Return the i-th TokenProtocol in the given sentence. The type of returned TokenProtocol subclass depends on the Parser with which this sentence was created.

Source code in src/limes/sentence.py
def __getitem__(self, i: int) -> TokenProtocol:
    """
    Return the i-th `TokenProtocol` in the given sentence. The type of
    returned `TokenProtocol` subclass depends on the `Parser` with which
    this sentence was created.
    """
    return self._sent[i]

global_complexity(heuristic=ComplexityAlgorithm.AGGREGATED_LOCAL)

The complexity of the sentence as a whole.

Parameters:

Name Type Description Default
heuristic ComplexityAlgorithm

Determines which heuristic to use to calculate the complexity.

AGGREGATED_LOCAL
Source code in src/limes/sentence.py
def global_complexity(
    self,
    heuristic: ComplexityAlgorithm = ComplexityAlgorithm.AGGREGATED_LOCAL,
) -> float:
    """
    The complexity of the sentence as a whole.

    Parameters
    ----------
    heuristic : ComplexityAlgorithm
        Determines which heuristic to use to calculate the complexity.
    """
    return self._analyzer.compute_global_complexity(self._sent, heuristic)

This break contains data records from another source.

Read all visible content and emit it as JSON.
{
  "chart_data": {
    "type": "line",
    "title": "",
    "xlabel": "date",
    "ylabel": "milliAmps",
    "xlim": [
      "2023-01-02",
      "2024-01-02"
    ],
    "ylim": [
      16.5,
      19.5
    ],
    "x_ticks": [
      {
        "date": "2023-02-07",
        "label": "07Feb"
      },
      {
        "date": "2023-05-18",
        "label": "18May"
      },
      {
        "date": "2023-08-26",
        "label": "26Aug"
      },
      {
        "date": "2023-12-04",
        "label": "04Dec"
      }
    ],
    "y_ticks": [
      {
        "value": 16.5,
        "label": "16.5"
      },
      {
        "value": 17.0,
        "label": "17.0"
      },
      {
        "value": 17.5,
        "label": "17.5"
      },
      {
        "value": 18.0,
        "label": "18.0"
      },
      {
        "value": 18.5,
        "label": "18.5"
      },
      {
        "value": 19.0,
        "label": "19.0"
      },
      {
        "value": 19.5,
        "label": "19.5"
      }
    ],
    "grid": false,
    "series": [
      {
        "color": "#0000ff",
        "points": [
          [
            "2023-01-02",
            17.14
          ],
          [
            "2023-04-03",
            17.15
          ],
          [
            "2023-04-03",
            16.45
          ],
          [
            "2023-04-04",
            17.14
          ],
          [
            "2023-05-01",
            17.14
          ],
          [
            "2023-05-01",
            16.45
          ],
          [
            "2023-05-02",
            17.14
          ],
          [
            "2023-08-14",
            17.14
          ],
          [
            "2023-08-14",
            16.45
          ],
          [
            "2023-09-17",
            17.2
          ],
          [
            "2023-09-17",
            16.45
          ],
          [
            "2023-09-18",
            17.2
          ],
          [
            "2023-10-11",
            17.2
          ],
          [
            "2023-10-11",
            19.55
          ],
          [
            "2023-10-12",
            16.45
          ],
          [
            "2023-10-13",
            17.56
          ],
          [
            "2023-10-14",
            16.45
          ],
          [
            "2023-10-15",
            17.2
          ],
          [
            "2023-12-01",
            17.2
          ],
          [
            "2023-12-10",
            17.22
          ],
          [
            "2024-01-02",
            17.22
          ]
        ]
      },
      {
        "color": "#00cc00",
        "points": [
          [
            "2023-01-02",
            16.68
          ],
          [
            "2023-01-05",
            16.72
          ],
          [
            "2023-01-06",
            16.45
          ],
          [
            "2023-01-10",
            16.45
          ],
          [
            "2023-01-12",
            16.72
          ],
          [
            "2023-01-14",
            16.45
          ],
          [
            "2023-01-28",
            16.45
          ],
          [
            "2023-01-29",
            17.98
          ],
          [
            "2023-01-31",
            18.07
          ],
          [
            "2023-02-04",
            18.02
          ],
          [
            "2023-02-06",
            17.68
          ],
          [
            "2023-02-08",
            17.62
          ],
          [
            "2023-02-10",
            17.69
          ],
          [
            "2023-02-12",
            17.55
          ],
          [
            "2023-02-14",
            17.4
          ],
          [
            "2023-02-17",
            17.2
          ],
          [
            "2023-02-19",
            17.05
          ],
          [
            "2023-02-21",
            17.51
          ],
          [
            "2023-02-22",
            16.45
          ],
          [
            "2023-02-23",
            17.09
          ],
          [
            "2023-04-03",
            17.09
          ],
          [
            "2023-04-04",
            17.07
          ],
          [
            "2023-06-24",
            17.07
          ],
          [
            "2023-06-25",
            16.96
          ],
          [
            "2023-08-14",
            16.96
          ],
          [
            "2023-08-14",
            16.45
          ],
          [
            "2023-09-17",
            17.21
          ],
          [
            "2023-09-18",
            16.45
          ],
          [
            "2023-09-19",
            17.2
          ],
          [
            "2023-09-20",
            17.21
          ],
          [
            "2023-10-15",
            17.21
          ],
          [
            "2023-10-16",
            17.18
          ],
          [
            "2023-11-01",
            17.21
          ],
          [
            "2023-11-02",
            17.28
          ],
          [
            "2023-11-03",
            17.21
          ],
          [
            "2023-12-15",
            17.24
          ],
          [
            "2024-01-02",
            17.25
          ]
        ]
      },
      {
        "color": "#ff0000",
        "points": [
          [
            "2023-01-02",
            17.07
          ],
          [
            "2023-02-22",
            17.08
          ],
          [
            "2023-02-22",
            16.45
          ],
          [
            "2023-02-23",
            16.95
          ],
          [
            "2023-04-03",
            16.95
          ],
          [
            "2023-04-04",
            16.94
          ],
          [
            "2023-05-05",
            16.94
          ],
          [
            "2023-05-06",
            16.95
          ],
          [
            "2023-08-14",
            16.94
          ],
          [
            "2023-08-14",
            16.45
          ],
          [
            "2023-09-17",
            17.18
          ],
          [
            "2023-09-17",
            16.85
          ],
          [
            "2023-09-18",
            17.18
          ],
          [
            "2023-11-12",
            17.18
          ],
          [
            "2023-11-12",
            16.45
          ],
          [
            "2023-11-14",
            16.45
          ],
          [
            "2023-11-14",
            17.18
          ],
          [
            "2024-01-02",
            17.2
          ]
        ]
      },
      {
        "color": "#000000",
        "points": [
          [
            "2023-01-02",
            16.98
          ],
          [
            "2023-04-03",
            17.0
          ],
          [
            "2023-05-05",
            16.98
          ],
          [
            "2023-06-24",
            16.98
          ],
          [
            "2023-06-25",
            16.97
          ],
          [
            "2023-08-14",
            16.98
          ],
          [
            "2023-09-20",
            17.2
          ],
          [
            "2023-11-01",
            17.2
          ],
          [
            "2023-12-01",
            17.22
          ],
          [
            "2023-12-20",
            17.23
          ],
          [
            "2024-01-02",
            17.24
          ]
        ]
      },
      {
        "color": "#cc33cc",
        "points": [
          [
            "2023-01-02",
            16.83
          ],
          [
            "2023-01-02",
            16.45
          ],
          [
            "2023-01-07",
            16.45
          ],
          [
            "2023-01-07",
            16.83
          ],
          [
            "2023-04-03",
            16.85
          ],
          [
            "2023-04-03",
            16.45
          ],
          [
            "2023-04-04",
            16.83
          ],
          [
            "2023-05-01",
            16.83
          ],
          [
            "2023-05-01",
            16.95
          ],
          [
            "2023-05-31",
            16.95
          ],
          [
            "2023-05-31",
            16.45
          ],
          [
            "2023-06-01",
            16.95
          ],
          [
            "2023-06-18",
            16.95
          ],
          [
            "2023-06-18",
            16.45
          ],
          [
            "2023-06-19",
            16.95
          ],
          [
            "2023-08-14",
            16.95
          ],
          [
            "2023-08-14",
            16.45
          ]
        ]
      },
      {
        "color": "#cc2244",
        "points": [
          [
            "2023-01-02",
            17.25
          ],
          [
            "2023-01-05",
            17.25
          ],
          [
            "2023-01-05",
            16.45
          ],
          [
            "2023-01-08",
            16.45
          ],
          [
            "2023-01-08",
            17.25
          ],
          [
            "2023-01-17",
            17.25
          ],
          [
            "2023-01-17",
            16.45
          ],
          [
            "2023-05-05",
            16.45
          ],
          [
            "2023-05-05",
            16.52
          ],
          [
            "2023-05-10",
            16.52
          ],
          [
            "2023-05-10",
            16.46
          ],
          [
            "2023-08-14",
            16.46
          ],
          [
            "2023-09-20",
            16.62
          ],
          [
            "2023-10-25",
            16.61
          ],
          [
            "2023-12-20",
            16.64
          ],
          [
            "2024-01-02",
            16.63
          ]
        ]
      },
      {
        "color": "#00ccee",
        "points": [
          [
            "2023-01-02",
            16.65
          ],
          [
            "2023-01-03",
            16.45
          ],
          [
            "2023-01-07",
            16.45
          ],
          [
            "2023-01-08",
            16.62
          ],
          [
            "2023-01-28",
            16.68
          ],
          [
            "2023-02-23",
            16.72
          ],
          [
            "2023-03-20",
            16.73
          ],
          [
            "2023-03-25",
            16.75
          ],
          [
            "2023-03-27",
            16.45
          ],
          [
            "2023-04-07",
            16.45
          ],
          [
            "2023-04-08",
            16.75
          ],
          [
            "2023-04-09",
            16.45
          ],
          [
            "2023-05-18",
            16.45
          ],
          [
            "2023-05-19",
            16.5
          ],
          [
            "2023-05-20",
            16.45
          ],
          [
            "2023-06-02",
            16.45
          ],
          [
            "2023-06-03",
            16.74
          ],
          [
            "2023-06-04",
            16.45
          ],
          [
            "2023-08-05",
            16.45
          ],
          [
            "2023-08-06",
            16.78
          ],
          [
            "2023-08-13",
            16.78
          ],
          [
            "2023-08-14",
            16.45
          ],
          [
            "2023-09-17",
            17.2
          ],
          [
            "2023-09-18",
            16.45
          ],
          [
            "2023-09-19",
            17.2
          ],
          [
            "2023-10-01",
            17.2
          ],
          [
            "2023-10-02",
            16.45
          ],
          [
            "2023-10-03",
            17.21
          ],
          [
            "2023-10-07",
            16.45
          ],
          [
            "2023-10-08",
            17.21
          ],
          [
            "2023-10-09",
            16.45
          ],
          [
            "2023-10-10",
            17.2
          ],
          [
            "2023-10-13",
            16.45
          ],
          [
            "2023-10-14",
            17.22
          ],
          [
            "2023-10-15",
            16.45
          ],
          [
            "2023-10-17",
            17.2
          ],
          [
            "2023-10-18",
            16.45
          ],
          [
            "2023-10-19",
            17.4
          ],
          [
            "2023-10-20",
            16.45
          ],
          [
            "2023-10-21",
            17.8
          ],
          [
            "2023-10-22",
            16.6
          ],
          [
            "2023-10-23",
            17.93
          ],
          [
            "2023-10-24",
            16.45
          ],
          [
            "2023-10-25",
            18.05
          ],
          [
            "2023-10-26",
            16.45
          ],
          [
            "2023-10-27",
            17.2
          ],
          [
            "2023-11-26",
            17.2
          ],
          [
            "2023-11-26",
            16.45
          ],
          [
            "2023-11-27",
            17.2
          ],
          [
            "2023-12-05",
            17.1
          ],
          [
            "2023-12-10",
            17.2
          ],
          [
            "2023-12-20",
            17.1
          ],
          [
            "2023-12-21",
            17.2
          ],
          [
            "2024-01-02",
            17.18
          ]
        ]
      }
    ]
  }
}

find(word, pos, dehyphenate=False, consider_fallback_tags=True)

All instances of the given word contained in the Sentence, if any. The function builds an index on first run, yielding a lookup of O(n). Subsequent lookups occur in constant time.

Parameters:

Name Type Description Default
word str

The word to be searched for. You can pass in surface forms of words but using its lemma is suggested to reduce false negatives.

required
pos PartOfSpeechTag

The part-of-speech tag of the word you are looking for.

required
dehyphenate bool(Optional)

Whether or not to strip hyphens from tokens in the provided Text. This is recommended in languages that allow concatenating words with or without hyphen (such as German), as arbitrary hyphenation in the underlying text may lead to false negatives.

False
consider_fallback_tags bool(optional)

Whether to consider alternative POS tags in cases where the language-specific BaseAnalyzer implementation supports it. This option is useful for cases where automated Part-of-Speech taggers struggle to discern between certain tags (e.g. "NOUN" and "PROPN") and tagging performance is less reliable in these cases.

True

Returns:

Type Description
A list of tokens contained in the `Sentence` that match the provided
details about the searched-for word. If no tokens in the `Sentence`
match, returns None.
Source code in src/limes/sentence.py
def find(
    self,
    word: str,
    pos: PartOfSpeechTag,
    dehyphenate: bool = False,
    consider_fallback_tags: bool = True,
) -> list[TokenProtocol] | None:
    """
    All instances of the given word contained in the `Sentence`, if any. The
    function builds an index on first run, yielding a lookup of O(n).
    Subsequent lookups occur in constant time.

    Parameters
    ----------
    word : str
        The word to be searched for. You can pass in surface forms of words
        but using its lemma is suggested to reduce false negatives.
    pos : PartOfSpeechTag
        The part-of-speech tag of the word you are looking for.
    dehyphenate : bool (Optional)
        Whether or not to strip hyphens from tokens in the provided `Text`.
        This is recommended in languages that allow concatenating words
        with or without hyphen (such as German), as arbitrary hyphenation
        in the underlying text may lead to false negatives.
    consider_fallback_tags : bool (optional)
        Whether to consider alternative POS tags in cases where the
        language-specific `BaseAnalyzer` implementation supports it. This
        option is useful for cases where automated Part-of-Speech taggers
        struggle to discern between certain tags (e.g. "NOUN" and "PROPN")
        and tagging performance is less reliable in these cases.

    Returns
    -------
    A list of tokens contained in the `Sentence` that match the provided
    details about the searched-for word. If no tokens in the `Sentence`
    match, returns None.
    """
    # We lowercase the lemma because sentence processing lowercases lemmas
    # as well. We rely on the part-of-speech tag to avoid false positives
    # that may occur due to lost information during lower-casing.
    word = word.lower()
    if dehyphenate:
        word = word.replace("-", "")
    results: list[TokenProtocol] = []

    if dehyphenate not in self._find_index:
        index: dict[tuple[str, str], list[TokenProtocol]] = {}
        for token in self:
            token_lemma = token.lemma_.lower()
            if dehyphenate:
                token_lemma = token_lemma.replace("-", "")
            key = (token_lemma, token.pos_)
            index.setdefault(key, []).append(token)
        self._find_index[dehyphenate] = index

    index = self._find_index[dehyphenate]
    matches = index.get((word, pos), [])
    results.extend(matches)

    if consider_fallback_tags:
        for fallback_pos in self._analyzer.get_pos_lookup_fallbacks(pos):
            fallback_matches = index.get((word, fallback_pos))
            if fallback_matches is None:
                continue
            results.extend(fallback_matches)

    if results:
        return results
    return None